Reconsidering various aspects of the 2015 Home Mortgage Disclosure Act (HMDA) regulations will be the focus of a rulemaking the federal consumer financial protection agency intends to open, the agency’s acting director told a House committee Wednesday.
In written testimony submitted to the House Financial Services Committee, Consumer Financial Protection Bureau Acting Director Mick Mulvaney said the rule’s reporting thresholds and transactional coverage will be reconsidered in the rulemaking. He also said the proposal would reconsider data points now included in the regulation “not mandated by the Dodd-Frank Act” (referring the Dodd-Frank Wall Street Reform and Consumer Protection Act of 2010).

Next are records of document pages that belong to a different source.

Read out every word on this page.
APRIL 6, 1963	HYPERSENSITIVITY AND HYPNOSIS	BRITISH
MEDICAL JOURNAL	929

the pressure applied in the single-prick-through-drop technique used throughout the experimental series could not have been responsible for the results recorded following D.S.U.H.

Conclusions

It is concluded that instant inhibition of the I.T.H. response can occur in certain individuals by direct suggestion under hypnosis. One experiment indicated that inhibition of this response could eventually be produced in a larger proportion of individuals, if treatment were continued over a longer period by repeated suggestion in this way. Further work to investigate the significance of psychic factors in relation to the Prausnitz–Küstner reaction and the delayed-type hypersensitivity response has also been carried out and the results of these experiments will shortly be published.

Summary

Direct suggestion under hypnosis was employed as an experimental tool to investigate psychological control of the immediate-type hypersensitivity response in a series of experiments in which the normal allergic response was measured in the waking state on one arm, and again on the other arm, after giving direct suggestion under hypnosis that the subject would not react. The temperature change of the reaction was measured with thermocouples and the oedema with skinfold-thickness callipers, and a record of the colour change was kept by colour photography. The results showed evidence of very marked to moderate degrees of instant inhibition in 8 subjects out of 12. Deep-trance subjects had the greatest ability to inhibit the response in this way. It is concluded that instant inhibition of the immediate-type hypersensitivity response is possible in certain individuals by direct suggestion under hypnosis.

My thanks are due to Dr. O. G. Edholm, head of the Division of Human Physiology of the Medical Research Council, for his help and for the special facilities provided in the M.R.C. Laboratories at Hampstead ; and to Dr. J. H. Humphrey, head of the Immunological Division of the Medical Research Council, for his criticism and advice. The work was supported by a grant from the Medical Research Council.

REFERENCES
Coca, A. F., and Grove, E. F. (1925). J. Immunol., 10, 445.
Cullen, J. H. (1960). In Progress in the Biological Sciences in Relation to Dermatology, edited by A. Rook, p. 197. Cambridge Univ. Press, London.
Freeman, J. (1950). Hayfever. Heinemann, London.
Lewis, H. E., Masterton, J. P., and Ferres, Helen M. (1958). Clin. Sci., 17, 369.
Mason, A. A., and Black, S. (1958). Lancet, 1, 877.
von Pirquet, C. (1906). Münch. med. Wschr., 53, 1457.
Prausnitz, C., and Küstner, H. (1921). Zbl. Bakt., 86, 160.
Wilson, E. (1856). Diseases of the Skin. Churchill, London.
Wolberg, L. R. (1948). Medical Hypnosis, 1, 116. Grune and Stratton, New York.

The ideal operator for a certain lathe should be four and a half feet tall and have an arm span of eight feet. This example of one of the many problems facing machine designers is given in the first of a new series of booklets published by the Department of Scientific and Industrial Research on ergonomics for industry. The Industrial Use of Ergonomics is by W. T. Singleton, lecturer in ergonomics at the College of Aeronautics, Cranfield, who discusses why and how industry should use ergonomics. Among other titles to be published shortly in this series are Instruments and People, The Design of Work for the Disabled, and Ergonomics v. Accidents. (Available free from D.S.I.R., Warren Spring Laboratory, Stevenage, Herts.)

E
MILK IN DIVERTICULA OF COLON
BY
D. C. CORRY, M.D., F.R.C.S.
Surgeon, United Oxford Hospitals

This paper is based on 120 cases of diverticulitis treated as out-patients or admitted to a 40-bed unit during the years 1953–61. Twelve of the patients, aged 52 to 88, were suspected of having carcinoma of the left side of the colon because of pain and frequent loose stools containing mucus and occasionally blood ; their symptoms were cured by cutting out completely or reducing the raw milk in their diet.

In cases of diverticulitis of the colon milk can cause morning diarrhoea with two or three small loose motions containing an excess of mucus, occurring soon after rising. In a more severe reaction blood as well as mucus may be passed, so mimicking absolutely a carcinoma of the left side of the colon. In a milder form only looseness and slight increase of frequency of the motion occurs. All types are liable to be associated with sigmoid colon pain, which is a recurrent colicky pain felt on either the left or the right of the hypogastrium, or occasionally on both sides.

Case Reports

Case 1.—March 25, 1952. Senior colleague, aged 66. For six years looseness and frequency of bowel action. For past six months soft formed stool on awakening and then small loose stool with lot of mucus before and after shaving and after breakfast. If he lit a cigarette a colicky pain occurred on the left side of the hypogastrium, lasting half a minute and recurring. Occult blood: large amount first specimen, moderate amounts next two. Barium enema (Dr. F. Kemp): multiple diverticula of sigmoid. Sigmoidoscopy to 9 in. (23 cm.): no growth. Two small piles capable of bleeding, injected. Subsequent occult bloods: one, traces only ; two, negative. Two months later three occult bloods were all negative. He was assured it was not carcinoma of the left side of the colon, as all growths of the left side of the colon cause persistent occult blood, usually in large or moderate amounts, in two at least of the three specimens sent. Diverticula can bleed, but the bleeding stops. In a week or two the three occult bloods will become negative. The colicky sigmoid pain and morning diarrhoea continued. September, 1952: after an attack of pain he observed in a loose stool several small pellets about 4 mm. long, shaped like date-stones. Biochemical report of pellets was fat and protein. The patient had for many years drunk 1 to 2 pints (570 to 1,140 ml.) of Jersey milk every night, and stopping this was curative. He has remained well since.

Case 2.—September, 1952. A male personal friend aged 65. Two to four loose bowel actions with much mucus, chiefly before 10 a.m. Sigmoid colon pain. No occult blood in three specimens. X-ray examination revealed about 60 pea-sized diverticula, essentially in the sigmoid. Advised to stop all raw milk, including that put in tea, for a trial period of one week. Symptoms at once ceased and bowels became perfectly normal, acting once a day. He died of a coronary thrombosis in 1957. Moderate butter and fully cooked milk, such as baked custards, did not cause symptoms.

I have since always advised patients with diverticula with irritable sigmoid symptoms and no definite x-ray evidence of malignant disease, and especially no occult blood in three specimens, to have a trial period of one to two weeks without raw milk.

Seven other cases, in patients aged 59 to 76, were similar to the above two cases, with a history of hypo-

Mulvaney also said that – in working with the federal banking regulators – that supervisory examinations of 2018 data collected under the HMDA rules “will be diagnostic.”
“Our goal is to help companies identify any weaknesses, and we will credit good-faith efforts to comply,” Mulvaney said.
He that more than 5,800 institutions last year submitted their data using the CFPB’s on-line platform.
“We are not pre-judging the outcome of any rulemaking; instead, I share our recent efforts with you to demonstrate that under new leadership the Bureau is willing to revisit existing rules to find ways to ease undue burdens and protect consumer choice,” he said. “This we will do efficiently, effectively, and transparently. We will structure ourselves and conduct Bureau operations in a way that reduces redundancy and makes the best use of resources.”